The great task for a travel writer is to transcend the what-I-did-on-my-holidays subtext of the genre. The Teardrop Island escapes this, somewhat, by being more accurately subtitled ‘What I did on the Weekends During My Work Placement’. Having taken a post teaching English in Colombo, the capital of Sri Lanka, Briggs, to her credit, wanted to find something to keep her from the ex-pat round of escaping the city to the beaches or hills, there to moan about the country that had given them home. She found it in the writing of James Emerson Tennent, one of those extraordinarily industrious Victorians who combined a public life – in Tennent’s case he was colonial secretary of Ceylon from 1845 to 1850 – with artistic and literary endeavour. Tennent combined both in his two-volume Ceylon. An Account of the Island, Physical, Historical, Topographical with Notices of its Natural History, Antiquities and Production and Briggs, having been given the books, decided to follow in his footsteps around modern-day Sri Lanka.
Although The Teardrop Island is entertaining enough, it does not really escape the usual tropes of light travel writing: long accounts of uncomfortable bus journeys, meetings with eccentric locals, a little light history. In comparison, the extracts from Tennent that Briggs rather unwisely includes are enough to suggest that the Victorian was a better writer, a more perceptive traveller and, most surprisingly of all, less patronising about the natives than a modern-day, painfully right-on Western traveller.

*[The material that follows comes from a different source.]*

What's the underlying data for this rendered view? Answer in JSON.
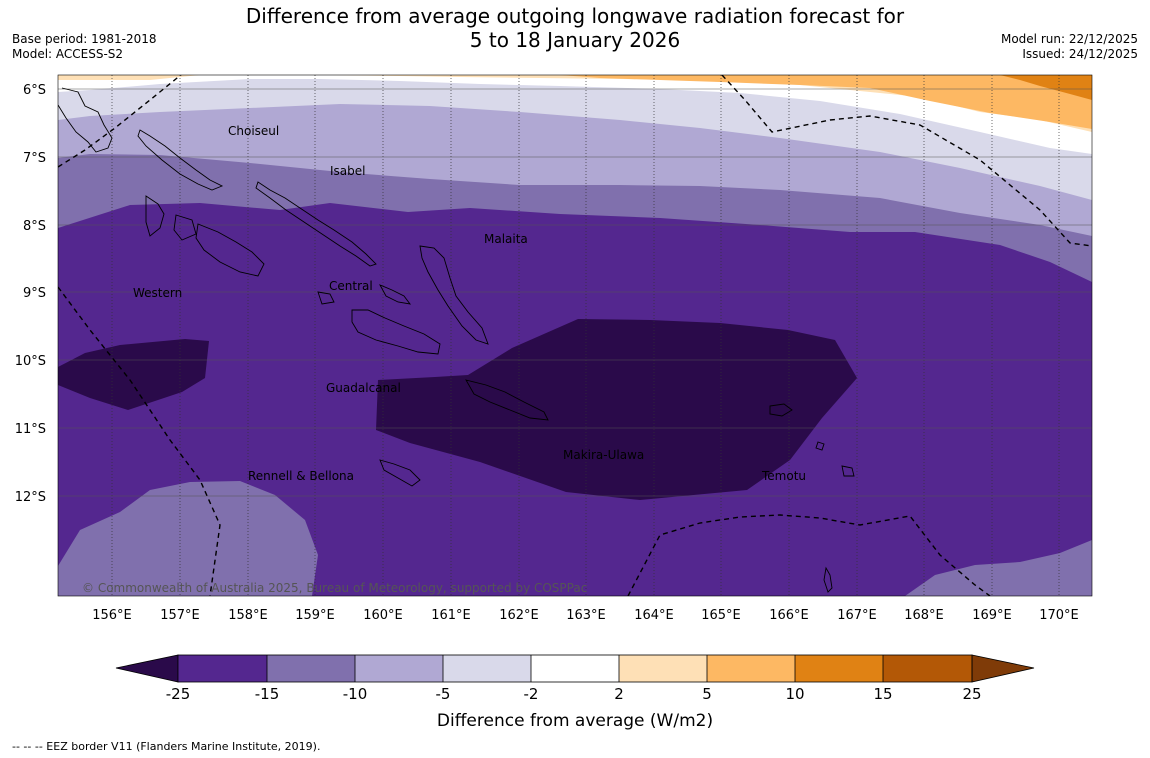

Right, I might be being oversensitive here, but let’s lay the cards out straight. My father is Sri Lankan (half Sinhala and half Tamil to be precise). So the country and the people are in my blood. And, frankly, I found this book deeply patronising to the people and the cultures of Sri Lanka. Of course, I’m sure Briggs had no intention of being patronising, and she is clearly completely unaware of doing this, but the deep-rooted condescension becomes clear whenever she attempts to deal with any aspect of religious belief, and shades over into her frankly inadequate attempts to give the history of the long civil conflict between the Sri Lankan government and the Liberation Tigers of Tamil Eelam.

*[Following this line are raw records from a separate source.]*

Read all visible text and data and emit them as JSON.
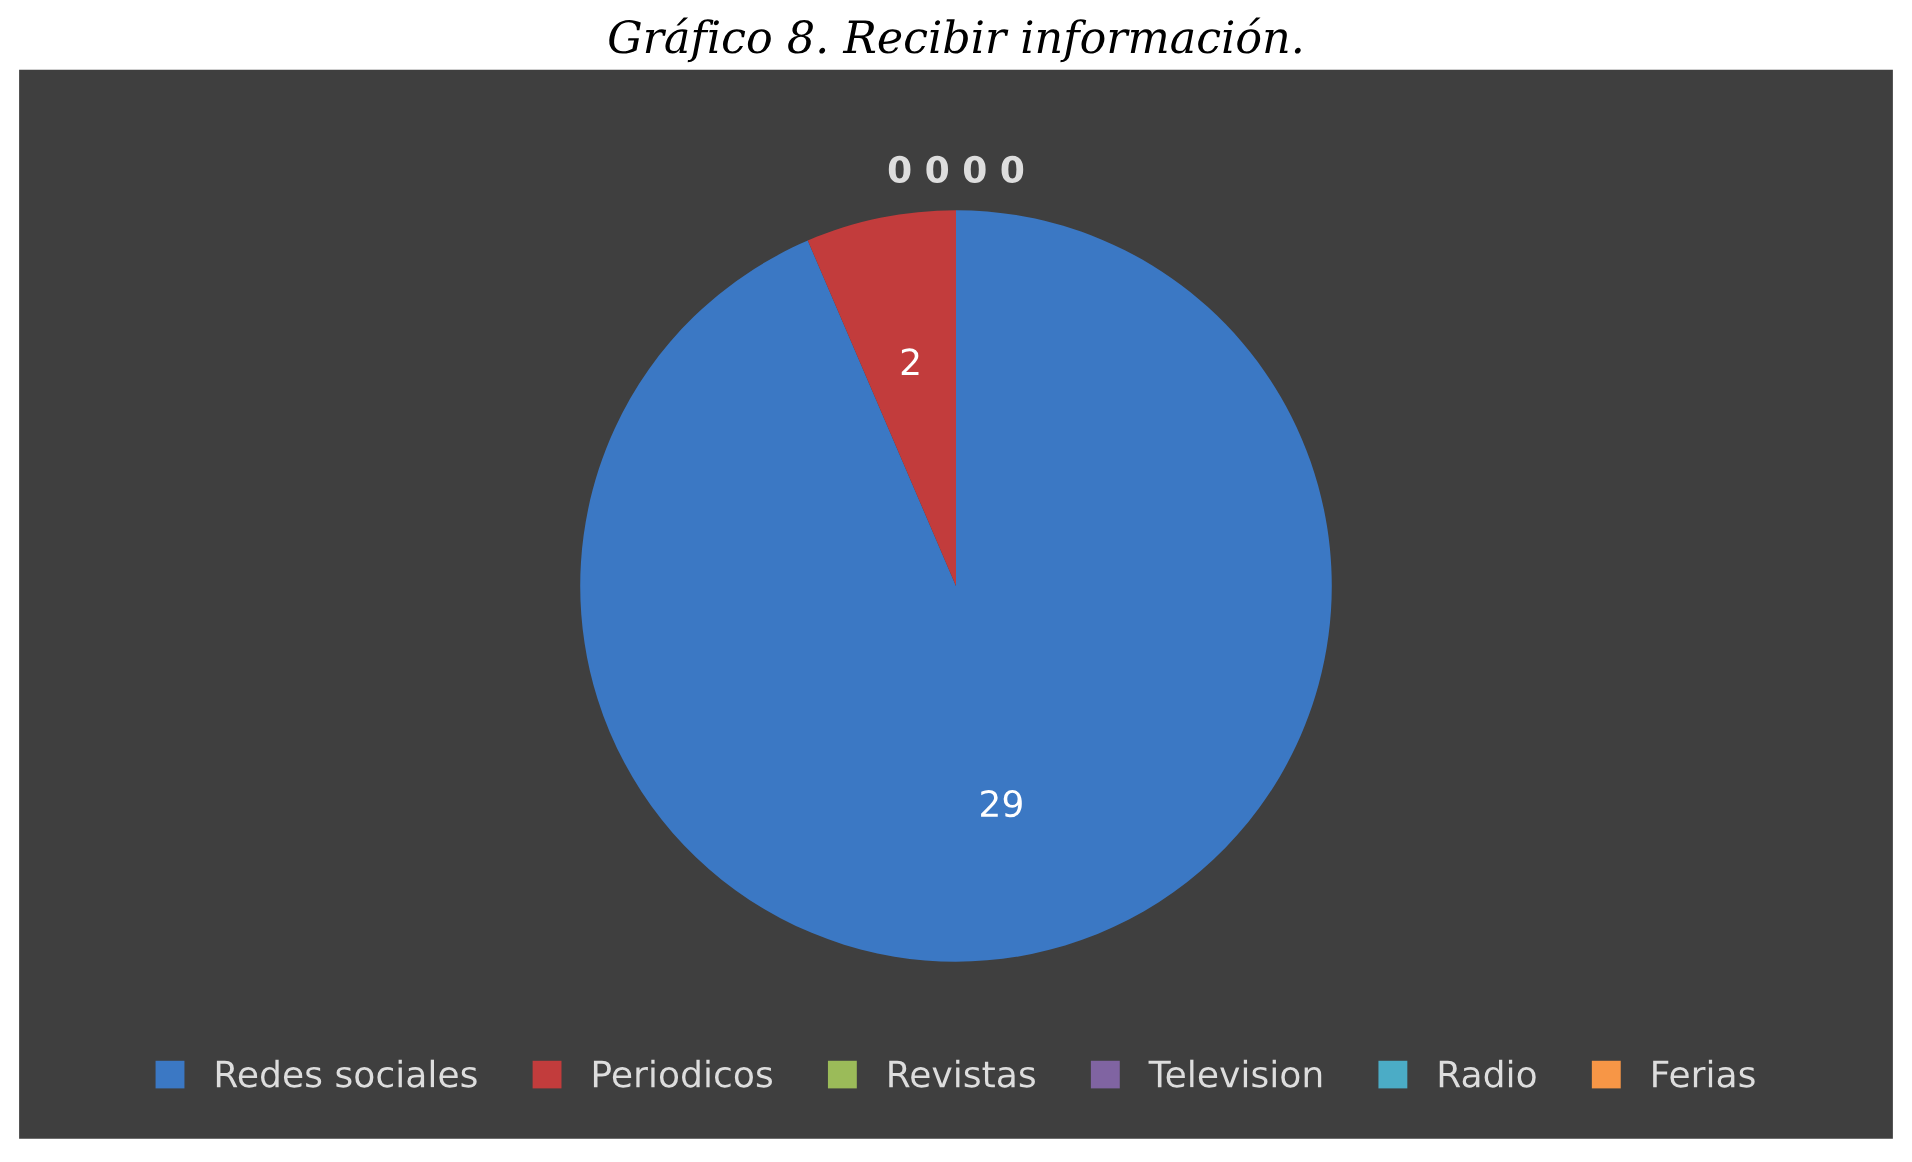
{
  "chart_data": {
    "type": "pie",
    "title": "Gráfico 8. Recibir información.",
    "categories": [
      "Redes sociales",
      "Periodicos",
      "Revistas",
      "Television",
      "Radio",
      "Ferias"
    ],
    "values": [
      29,
      2,
      0,
      0,
      0,
      0
    ],
    "colors": [
      "#3b78c4",
      "#c23c3c",
      "#9bbb59",
      "#8064a2",
      "#4bacc6",
      "#f79646"
    ],
    "value_labels": [
      "29",
      "2",
      "0",
      "0",
      "0",
      "0"
    ],
    "legend": "bottom"
  }
}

Briggs had the advantage of travelling the island not long after the final defeat of the Tigers, gaining access to many places that few westerners, apart from agents of NGOs, had seen for a decade or more. Without, apparently, realising it, she also shows quite clearly the cafeteria compassion and cultural imperialism of modern NGO workers – from talking with my Sri Lankan relatives, it’s clear that the big international aid organisations are seen there as being mainly in the business of providing a comfortable, conscience-satisfying living to people who like to justify a tax-free salary (UN and WHO employees pay no tax) and jet-setting lifestyle on the backs of people’s poverty and misfortune. (Apparently, in the aftermath of the 2004 tsunami, Sri Lankans took to calling the Toyota Landcruisers that were the preferred mode of transport of NGO workers, vulture wagons.)

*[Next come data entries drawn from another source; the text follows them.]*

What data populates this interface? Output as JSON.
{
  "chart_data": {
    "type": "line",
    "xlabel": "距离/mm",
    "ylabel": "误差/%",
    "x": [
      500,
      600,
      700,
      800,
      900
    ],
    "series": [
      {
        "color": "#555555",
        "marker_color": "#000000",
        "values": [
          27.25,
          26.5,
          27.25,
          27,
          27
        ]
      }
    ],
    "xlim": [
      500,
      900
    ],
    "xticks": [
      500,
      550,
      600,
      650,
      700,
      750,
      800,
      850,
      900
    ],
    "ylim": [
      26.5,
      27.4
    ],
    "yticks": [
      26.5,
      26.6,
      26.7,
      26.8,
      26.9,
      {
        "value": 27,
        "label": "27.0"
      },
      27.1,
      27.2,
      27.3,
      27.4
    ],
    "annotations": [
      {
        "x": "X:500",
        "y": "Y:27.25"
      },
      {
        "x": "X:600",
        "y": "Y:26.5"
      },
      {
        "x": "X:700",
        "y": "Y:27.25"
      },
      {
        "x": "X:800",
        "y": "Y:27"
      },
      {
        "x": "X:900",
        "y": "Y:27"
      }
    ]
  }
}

There is, though, some entertaining writing to be found here, and it’s a light, quickly read introduction to Sri Lanka, in a field with few other competitors bar the usual travel guides. If you’re not actually deeply rooted in the culture and people of the place, you’ll almost certainly find the book completely fine. For myself, I’m grateful to have been introduced to James Tennent’s writing and it has whetted our anticipation for our trip to Sri Lanka in the summer, so it was a worthwhile read.